Dr Kasolo said the diversity of sectors demonstrates the expanding footprint of women entrepreneurs. “GROW is supporting women in both traditional and non-traditional sectors,” she noted. “Seeing women access financing for construction, engineering and manufacturing is a strong signal that women-owned enterprises are moving into higher-value and capital-intensive activities.”
The cumulative value of loans disbursed across all sectors stands at Ugx 73.4 billion, spread across three funding levels. Average loan sizes align closely with the project’s design, with Level One loans averaging Ugx 10.5 million, Level Two Ugx 30.6 million and Level Three Ugx 89.5 million. Overall, the average loan size is Ugx 24.7 million, while both the median and most common loan amount stand at Ugx 10 million.
“These figures show that the GROW loan product is working as intended,” Dr Kasolo explained. “Most women start small, test their business growth, and then graduate to higher loan levels as their capacity and confidence improve.”
The report further reveals that 97 percent of GROW borrowers are individual women entrepreneurs rather than registered companies. Dr Kasolo said this is a deliberate outcome.
“Our goal has always been to reach real women running real businesses—often informally—from markets, farms and home-based enterprises,” she said. “By financing individuals, we are meeting women where they are, rather than excluding them because of formal registration barriers.”
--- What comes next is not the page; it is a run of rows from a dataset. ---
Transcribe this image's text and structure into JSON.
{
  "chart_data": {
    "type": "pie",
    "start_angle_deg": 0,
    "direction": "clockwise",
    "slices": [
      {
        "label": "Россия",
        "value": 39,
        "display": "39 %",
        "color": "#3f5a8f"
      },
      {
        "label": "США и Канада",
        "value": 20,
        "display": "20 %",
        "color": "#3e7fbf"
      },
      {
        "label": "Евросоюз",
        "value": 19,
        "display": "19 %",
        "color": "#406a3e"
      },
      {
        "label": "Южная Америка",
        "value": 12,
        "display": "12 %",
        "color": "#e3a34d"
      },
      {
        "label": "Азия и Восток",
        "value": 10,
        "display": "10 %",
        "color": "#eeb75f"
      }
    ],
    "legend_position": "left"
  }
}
However, business registration remains a challenge. Only 23.2 percent of borrowers had registered businesses at the time of accessing the loan. Registration rates were highest in the Greater Kampala Metropolitan Area, where business formalisation is more common. All borrowers under Stanbic Bank were registered, while other PFIs showed varying levels of registration among their clients.
“Low registration levels reflect structural barriers such as cost, information gaps and location,” Dr Kasolo said. “Through GROW, we are not only providing credit but also encouraging women to formalise gradually, which opens doors to larger markets, contracts and long-term financing.”
Experience with banking also varied among borrowers. While 61 percent were existing bank customers, nearly one-third were first-time borrowers accessing credit from a commercial bank. Dr Kasolo described this as a major milestone. “For many women, this was their first interaction with formal banking,” she said.
“That is transformational. Once a woman enters the banking system, her business trajectory can change permanently.”
She added that some partner banks, particularly Equity Bank and Post Bank, recorded high proportions of new borrowers. “This shows that inclusive financial institutions can play a catalytic role in onboarding women who have historically been excluded from credit,” she noted.
Loan repayment periods ranged from six to 24 months, with most women opting for 12-month or 24-month tenures. The average repayment period was 16 months. According to Dr Kasolo, flexible repayment terms are critical for women’s businesses.
“Women’s enterprises are affected by seasonality, household responsibilities and market shocks,” she said. “Flexible loan tenures allow women to manage cash flows without undue stress.”
Looking ahead, Dr Kasolo said PSFU will continue refining the GROW model to deepen sectoral impact. “Trade and agriculture will remain strong pillars, but we are also keen to see more women in manufacturing, ICT and value-added services,” she said.
“When women succeed across sectors, communities thrive, jobs are created and the economy becomes more resilient.”
She emphasised that GROW is about more than lending. “This is about unlocking women’s economic potential,” Dr Kasolo said. “Every loan tells a story of resilience, ambition and growth—and collectively, these women are reshaping Uganda’s economic landscape.”